The survey covered 222,620 Army soldiers and Marines returning

from Iraq, 16,318 from Afghanistan and 64,967 from other deployments.

The researchers did not find the results surprising, because the military has a new mental health screening program for returning soldiers and is encouraging them to get help early to prevent serious problems later, said study co-author Dr. Charles Hoge, a colonel at the Walter Reed Army Institute of Research.

Because of the new screening program, the findings cannot be compared to those from previous wars, Hoge said.

Mental health screening of veterans showed 21,620 out of 222,620 returning from Iraq and assessed over the year ending April 30, 2004, suffered from post-traumatic stress -- a disorder that can lead to nightmares, flashbacks and delusional thinking.

Of those diagnosed with post-traumatic stress, 80 percent said they had witnessed people being killed or wounded or had participated in combat and fired their weapon, the report said. Of those not diagnosed, half had experienced violence or combat.

Medical authorities first accepted post-traumatic stress disorder as a psychiatric condition in 1980 at the urging of Vietnam veterans. A previous study by Hoge and his colleagues found 15 percent to 17 percent of soldiers returning from Iraq showed signs of the disorder, and many were reluctant to seek help because of the stigma attached to mental illness.

Post-traumatic stress disorder and other combat-related mental problems can lead to family strife, divorce, alcohol and substance abuse, and unemployment.

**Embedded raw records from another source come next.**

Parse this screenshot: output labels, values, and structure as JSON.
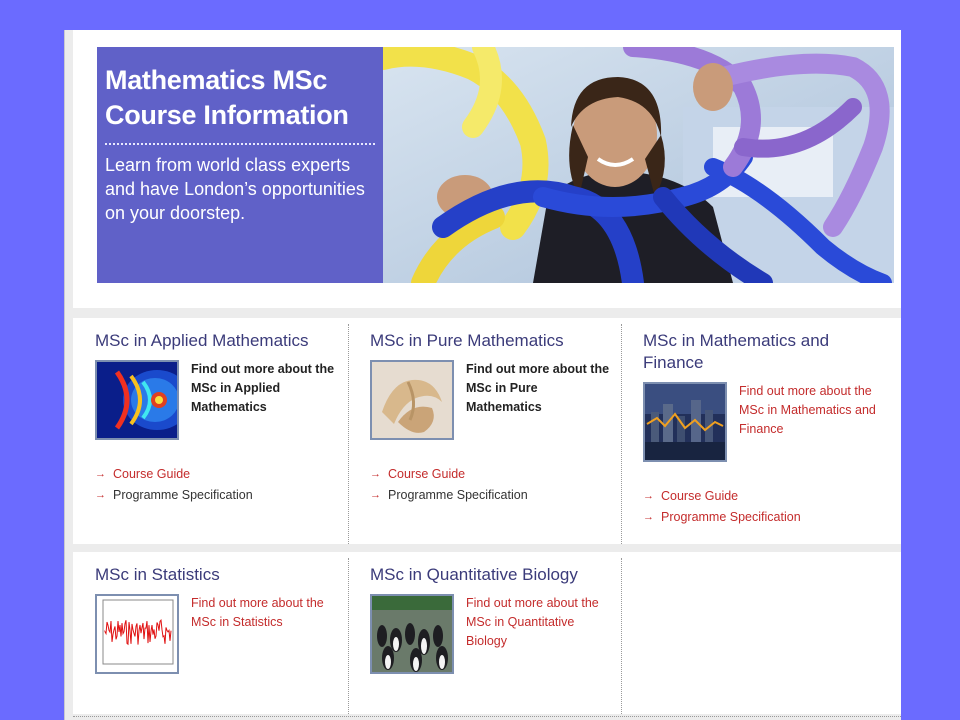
{
  "hero": {
    "title_line1": "Mathematics MSc",
    "title_line2": "Course Information",
    "subtitle": "Learn from world class experts and have London’s opportunities on your doorstep."
  },
  "cards": [
    {
      "title": "MSc in Applied Mathematics",
      "find_text": "Find out more about the MSc in Applied Mathematics",
      "links": [
        "Course Guide",
        "Programme Specification"
      ]
    },
    {
      "title": "MSc in Pure Mathematics",
      "find_text": "Find out more about the MSc in Pure Mathematics",
      "links": [
        "Course Guide",
        "Programme Specification"
      ]
    },
    {
      "title": "MSc in Mathematics and Finance",
      "find_text": "Find out more about the MSc in Mathematics and Finance",
      "links": [
        "Course Guide",
        "Programme Specification"
      ]
    },
    {
      "title": "MSc in Statistics",
      "find_text": "Find out more about the MSc in Statistics"
    },
    {
      "title": "MSc in Quantitative Biology",
      "find_text": "Find out more about the MSc in Quantitative Biology"
    }
  ],
  "icons": {
    "link_arrow": "arrow-right-icon"
  },
  "colors": {
    "background": "#6b6bff",
    "hero_panel": "#6061c8",
    "link_red": "#c42c2c",
    "title_blue": "#3b3b7a"
  }
}
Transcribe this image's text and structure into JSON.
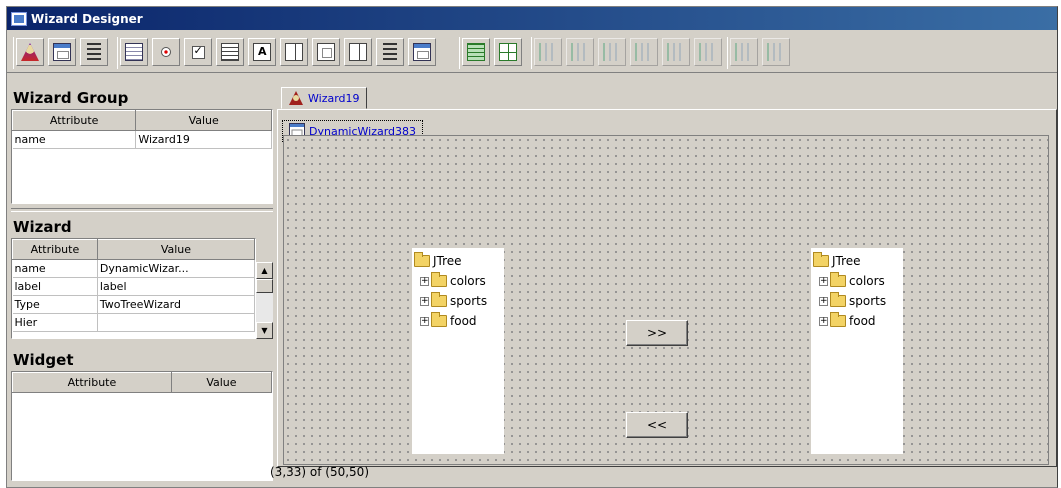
{
  "window": {
    "title": "Wizard Designer"
  },
  "toolbar": {
    "groups": [
      [
        "wizard-icon",
        "dialog-icon",
        "tree-icon"
      ],
      [
        "form-icon",
        "radio-icon",
        "checkbox-icon",
        "list-icon",
        "textarea-icon",
        "column-icon",
        "box-icon",
        "split-icon",
        "tree-list-icon",
        "panel-icon"
      ],
      [
        "grid-green-icon",
        "grid-table-icon"
      ],
      [
        "align-left-icon",
        "align-center-icon",
        "align-right-icon",
        "align-top-icon",
        "align-middle-icon",
        "align-bottom-icon"
      ],
      [
        "same-width-icon",
        "same-height-icon"
      ]
    ]
  },
  "wizard_group": {
    "title": "Wizard Group",
    "headers": [
      "Attribute",
      "Value"
    ],
    "rows": [
      [
        "name",
        "Wizard19"
      ]
    ]
  },
  "wizard": {
    "title": "Wizard",
    "headers": [
      "Attribute",
      "Value"
    ],
    "rows": [
      [
        "name",
        "DynamicWizar..."
      ],
      [
        "label",
        "label"
      ],
      [
        "Type",
        "TwoTreeWizard"
      ],
      [
        "Hier",
        ""
      ]
    ]
  },
  "widget": {
    "title": "Widget",
    "headers": [
      "Attribute",
      "Value"
    ]
  },
  "tabs": {
    "outer": "Wizard19",
    "inner": "DynamicWizard383"
  },
  "trees": {
    "left": {
      "root": "JTree",
      "children": [
        "colors",
        "sports",
        "food"
      ]
    },
    "right": {
      "root": "JTree",
      "children": [
        "colors",
        "sports",
        "food"
      ]
    }
  },
  "buttons": {
    "move_right": ">>",
    "move_left": "<<"
  },
  "status": {
    "text": "(3,33) of (50,50)"
  }
}
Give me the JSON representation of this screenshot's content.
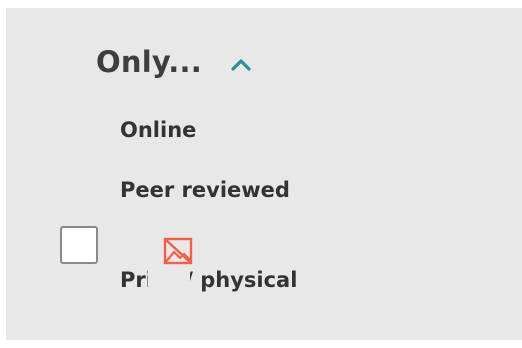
{
  "filter": {
    "heading": "Only...",
    "collapse_icon": "chevron-up-icon",
    "accent_color": "#2a8f9d",
    "items": [
      {
        "label": "Online"
      },
      {
        "label": "Peer reviewed"
      },
      {
        "label": "Print / physical",
        "checked": false
      }
    ]
  },
  "overlay": {
    "icon": "broken-image-icon",
    "color": "#f0614c"
  }
}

Veterans' advocates said the finding supports their call for increased spending on mental health care for Iraq veterans.

President Bush's budget plan includes a 6 percent increase in spending for the Department of Veterans Affairs. But some in Congress say that is not enough because the increase hinges on more than $1 billion in cuts in other VA spending and the approval of new fees and co-payments for some veterans.

"This budget would ultimately shortchange veterans who need mental health services," said Ralph Ibson, a vice president of the National Mental Health Association. "This study can and should be a wake-up call in terms of veterans' mental health needs."

Shortly after starting the ground war in Iraq in 2003, the Pentagon began requiring returning service members to complete a three-page survey that is used to decide who needs further help.

In prior wars, mental health issues weren't studied until years, sometimes decades, after the soldiers came back," Hoge said. "For this war, we're doing it differently. Research is influencing policy and we're adjusting policies as the data come in."

1 in 10 U.S. Iraq veterans suffers stress disorder

___________

Have these animals considered the effect of their murderous bombings and use of DU and phosphorus? How many they have killed? How much they have destroyed? What havoc and suffering they have inflicted on how many innocent civilians.

All they can think of is the effect on the poor American soldier.

Why the hell did that animal go to Iraq in the first place?